LTWP will challenge NHS employers and ICSs (Integrated Care Systems – partnerships of health organisations tasked with planning and delivering joined up health and care services) to strengthen their own talent recruitment and development strategies. Each of the 42 ICSs in England will be supported by the LTWP to develop a system-level apprenticeship strategy, which will require close work with providers through development and into delivery. This may be new territory for ICSs, ensuring that apprenticeships play a central role in not just transforming clinical training, but also helping to driving change within primary, community, mental health and acute care.
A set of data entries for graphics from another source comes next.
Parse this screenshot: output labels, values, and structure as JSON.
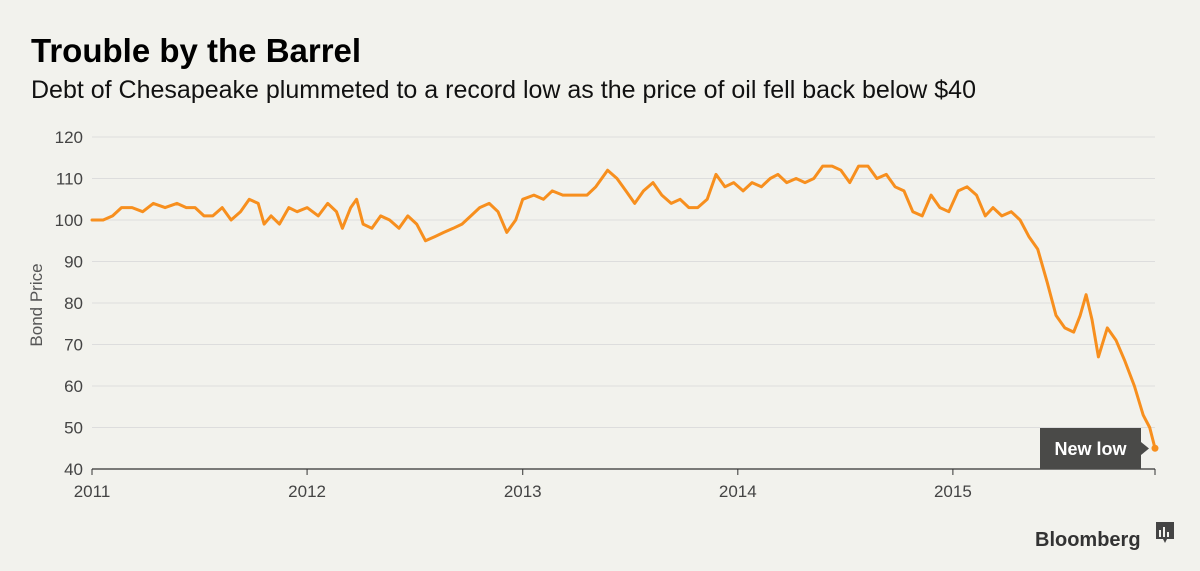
{
  "header": {
    "title": "Trouble by the Barrel",
    "subtitle": "Debt of Chesapeake plummeted to a record low as the price of oil fell back below $40"
  },
  "footer": {
    "brand": "Bloomberg",
    "brand_icon": "bloomberg-chart-icon"
  },
  "colors": {
    "background": "#f2f2ed",
    "line": "#f78f1e",
    "grid": "#dddddd",
    "callout": "#4a4a48"
  },
  "chart_data": {
    "type": "line",
    "title": "Trouble by the Barrel",
    "subtitle": "Debt of Chesapeake plummeted to a record low as the price of oil fell back below $40",
    "xlabel": "",
    "ylabel": "Bond Price",
    "ylim": [
      40,
      120
    ],
    "yticks": [
      40,
      50,
      60,
      70,
      80,
      90,
      100,
      110,
      120
    ],
    "xlim": [
      "2011-01-01",
      "2015-12-10"
    ],
    "xticks": [
      {
        "label": "2011",
        "date": "2011-01-01"
      },
      {
        "label": "2012",
        "date": "2012-01-01"
      },
      {
        "label": "2013",
        "date": "2013-01-01"
      },
      {
        "label": "2014",
        "date": "2014-01-01"
      },
      {
        "label": "2015",
        "date": "2015-01-01"
      }
    ],
    "grid": true,
    "annotation": {
      "text": "New low",
      "date": "2015-12-10",
      "value": 45
    },
    "series": [
      {
        "name": "",
        "color": "#f78f1e",
        "points": [
          [
            "2011-01-01",
            100
          ],
          [
            "2011-01-20",
            100
          ],
          [
            "2011-02-05",
            101
          ],
          [
            "2011-02-20",
            103
          ],
          [
            "2011-03-10",
            103
          ],
          [
            "2011-03-28",
            102
          ],
          [
            "2011-04-15",
            104
          ],
          [
            "2011-05-05",
            103
          ],
          [
            "2011-05-25",
            104
          ],
          [
            "2011-06-10",
            103
          ],
          [
            "2011-06-25",
            103
          ],
          [
            "2011-07-10",
            101
          ],
          [
            "2011-07-25",
            101
          ],
          [
            "2011-08-10",
            103
          ],
          [
            "2011-08-25",
            100
          ],
          [
            "2011-09-10",
            102
          ],
          [
            "2011-09-25",
            105
          ],
          [
            "2011-10-10",
            104
          ],
          [
            "2011-10-20",
            99
          ],
          [
            "2011-11-01",
            101
          ],
          [
            "2011-11-15",
            99
          ],
          [
            "2011-12-01",
            103
          ],
          [
            "2011-12-15",
            102
          ],
          [
            "2012-01-01",
            103
          ],
          [
            "2012-01-20",
            101
          ],
          [
            "2012-02-05",
            104
          ],
          [
            "2012-02-20",
            102
          ],
          [
            "2012-03-01",
            98
          ],
          [
            "2012-03-15",
            103
          ],
          [
            "2012-03-25",
            105
          ],
          [
            "2012-04-05",
            99
          ],
          [
            "2012-04-20",
            98
          ],
          [
            "2012-05-05",
            101
          ],
          [
            "2012-05-20",
            100
          ],
          [
            "2012-06-05",
            98
          ],
          [
            "2012-06-20",
            101
          ],
          [
            "2012-07-05",
            99
          ],
          [
            "2012-07-20",
            95
          ],
          [
            "2012-08-05",
            96
          ],
          [
            "2012-08-20",
            97
          ],
          [
            "2012-09-05",
            98
          ],
          [
            "2012-09-20",
            99
          ],
          [
            "2012-10-05",
            101
          ],
          [
            "2012-10-20",
            103
          ],
          [
            "2012-11-05",
            104
          ],
          [
            "2012-11-20",
            102
          ],
          [
            "2012-12-05",
            97
          ],
          [
            "2012-12-20",
            100
          ],
          [
            "2013-01-01",
            105
          ],
          [
            "2013-01-20",
            106
          ],
          [
            "2013-02-05",
            105
          ],
          [
            "2013-02-20",
            107
          ],
          [
            "2013-03-10",
            106
          ],
          [
            "2013-04-01",
            106
          ],
          [
            "2013-04-20",
            106
          ],
          [
            "2013-05-05",
            108
          ],
          [
            "2013-05-25",
            112
          ],
          [
            "2013-06-10",
            110
          ],
          [
            "2013-06-25",
            107
          ],
          [
            "2013-07-10",
            104
          ],
          [
            "2013-07-25",
            107
          ],
          [
            "2013-08-10",
            109
          ],
          [
            "2013-08-25",
            106
          ],
          [
            "2013-09-10",
            104
          ],
          [
            "2013-09-25",
            105
          ],
          [
            "2013-10-10",
            103
          ],
          [
            "2013-10-25",
            103
          ],
          [
            "2013-11-10",
            105
          ],
          [
            "2013-11-25",
            111
          ],
          [
            "2013-12-10",
            108
          ],
          [
            "2013-12-25",
            109
          ],
          [
            "2014-01-10",
            107
          ],
          [
            "2014-01-25",
            109
          ],
          [
            "2014-02-10",
            108
          ],
          [
            "2014-02-25",
            110
          ],
          [
            "2014-03-10",
            111
          ],
          [
            "2014-03-25",
            109
          ],
          [
            "2014-04-10",
            110
          ],
          [
            "2014-04-25",
            109
          ],
          [
            "2014-05-10",
            110
          ],
          [
            "2014-05-25",
            113
          ],
          [
            "2014-06-10",
            113
          ],
          [
            "2014-06-25",
            112
          ],
          [
            "2014-07-10",
            109
          ],
          [
            "2014-07-25",
            113
          ],
          [
            "2014-08-10",
            113
          ],
          [
            "2014-08-25",
            110
          ],
          [
            "2014-09-10",
            111
          ],
          [
            "2014-09-25",
            108
          ],
          [
            "2014-10-10",
            107
          ],
          [
            "2014-10-25",
            102
          ],
          [
            "2014-11-10",
            101
          ],
          [
            "2014-11-25",
            106
          ],
          [
            "2014-12-10",
            103
          ],
          [
            "2014-12-25",
            102
          ],
          [
            "2015-01-10",
            107
          ],
          [
            "2015-01-25",
            108
          ],
          [
            "2015-02-10",
            106
          ],
          [
            "2015-02-25",
            101
          ],
          [
            "2015-03-10",
            103
          ],
          [
            "2015-03-25",
            101
          ],
          [
            "2015-04-10",
            102
          ],
          [
            "2015-04-25",
            100
          ],
          [
            "2015-05-10",
            96
          ],
          [
            "2015-05-25",
            93
          ],
          [
            "2015-06-10",
            85
          ],
          [
            "2015-06-25",
            77
          ],
          [
            "2015-07-10",
            74
          ],
          [
            "2015-07-25",
            73
          ],
          [
            "2015-08-05",
            77
          ],
          [
            "2015-08-15",
            82
          ],
          [
            "2015-08-25",
            76
          ],
          [
            "2015-09-05",
            67
          ],
          [
            "2015-09-20",
            74
          ],
          [
            "2015-10-05",
            71
          ],
          [
            "2015-10-20",
            66
          ],
          [
            "2015-11-05",
            60
          ],
          [
            "2015-11-20",
            53
          ],
          [
            "2015-12-01",
            50
          ],
          [
            "2015-12-10",
            45
          ]
        ]
      }
    ]
  }
}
It is still early days for the NHS LTWP but there is plenty for universities to be doing and thinking in response. This includes:
Working with ICSs to translate the ambitions of the LTWP into the local apprenticeship strategies for clinical roles.
Working with NHS employers and their clinicians to understand the operational barriers to delivering the expansion in clinical apprenticeship training places set out in the LTWP.
Liaising with NHS employers, DfE, DH and professional regulatory bodies to explore any issues and barriers to apprenticeship growth.
Considering the potential implications of the growth in apprenticeship training for clinical occupations on universities’ existing medicine UG provision and graduate progression routes.
Exploring the implications of the shift towards apprenticeships for universities’ relationships with NHS employers in the development and delivery of learning programmes.